Okay, why these places? IHS’s Sarah Duda and Tina Fassett dug into the data and found that each one has a different reason.

• The great majority of the Englewood cash buys—37 of 41 homes—were made by Norfolk Southern Corp as part of the expansion of its 47th Street intermodal freight facility. It’s a massive project that’s projected to bring nearly 400 new jobs to the area, although opponents argue that it’s gobbling up a chunk of the neighborhood.

According to Norfolk Southern spokesman Robin Chapman, the 37 purchases that IHS found in 2012 land records have been followed by another 25 in 2013, with 59 more still to be purchased—121 privately-owned lots in all. The company is also buying 105 parcels from the city. The private sales are done in cash, Chapman said, because “the real estate purchase is part of the budget for the project. We wouldn’t need to finance it.”

• All 95 sales in the 3202 census tract, in the northwest part of the Loop, 72 were in one building: 200 N. Dearborn, a late 1980s apartment tower converted to 309 condos in 2007. There are few other for-sale residential properties in the census tract, but more to the point on the high number of cash purchases is this: buyers who pay cash get a ten-percent discount.

Sales officials at the building haven’t responded to requests for comment.

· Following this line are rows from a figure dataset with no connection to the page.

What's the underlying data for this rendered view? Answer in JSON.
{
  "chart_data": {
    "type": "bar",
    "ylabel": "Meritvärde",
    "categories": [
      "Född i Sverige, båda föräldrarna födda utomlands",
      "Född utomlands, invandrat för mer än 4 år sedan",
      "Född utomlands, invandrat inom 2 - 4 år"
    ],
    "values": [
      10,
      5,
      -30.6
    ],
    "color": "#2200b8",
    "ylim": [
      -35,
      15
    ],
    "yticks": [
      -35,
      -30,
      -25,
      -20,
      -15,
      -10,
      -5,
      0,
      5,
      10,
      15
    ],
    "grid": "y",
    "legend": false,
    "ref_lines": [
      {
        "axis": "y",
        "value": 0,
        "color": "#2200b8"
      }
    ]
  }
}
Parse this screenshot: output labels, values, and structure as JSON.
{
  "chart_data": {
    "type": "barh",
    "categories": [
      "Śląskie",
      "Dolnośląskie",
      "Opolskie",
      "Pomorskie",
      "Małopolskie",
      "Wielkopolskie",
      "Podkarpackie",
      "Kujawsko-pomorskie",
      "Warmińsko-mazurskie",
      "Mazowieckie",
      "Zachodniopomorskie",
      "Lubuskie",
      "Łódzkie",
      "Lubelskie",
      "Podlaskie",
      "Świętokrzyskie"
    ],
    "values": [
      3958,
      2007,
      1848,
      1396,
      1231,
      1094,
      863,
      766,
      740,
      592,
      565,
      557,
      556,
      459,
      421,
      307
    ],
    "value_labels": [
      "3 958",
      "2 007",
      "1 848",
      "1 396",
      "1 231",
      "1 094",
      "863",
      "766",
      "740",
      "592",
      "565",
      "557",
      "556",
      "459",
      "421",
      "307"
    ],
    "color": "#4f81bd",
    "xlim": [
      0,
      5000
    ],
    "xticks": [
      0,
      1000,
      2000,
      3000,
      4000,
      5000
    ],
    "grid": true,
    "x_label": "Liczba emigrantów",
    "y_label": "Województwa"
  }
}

• On the Near North Side, the reason for so many cash purchases is that wealthy people have cash and, according to two agents who work there, renewed confidence in the real estate market.

“Empty nesters who are selling their big suburban home and downsizing into something more efficient in the city don’t want to have overhead or a lot of monthly expenses, so they pay cash,” says Coldwell Banker agent Jennifer Ames. The cash may come from the proceeds of selling their prior home or from other assets, she says.

A few years ago, when the economy looked bleaker, Ames says, more of those buyers would have financed their purchases in order to keep cash liquid. “But as the economy has improved, people have felt secure plunking down cash.”

@Properties’ Tricia Fox concurs: “The perception in the luxury market is that with stocks going up and down, real estate is a good place to put cash,” she says.

Some affluent buyers use cash because they’re buying in one of the few Gold Coast co-op buildings that still require it, Ames notes. Others might be trying to avoid appraisal issues. With prices rising quickly in the past year—according to Case-Shiller data out Tuesday, Chicago’s home prices were up 3.3 percent from May to June, the second-biggest increase among major cities—appraised values don’t always keep up with the market. A buyer who wants a property for more than the appraiser tells the lender it’s worth may opt to go with cash instead, Fox explains.

She and Ames both say they expect the number of cash sales for 2013 to come in higher than in 2012.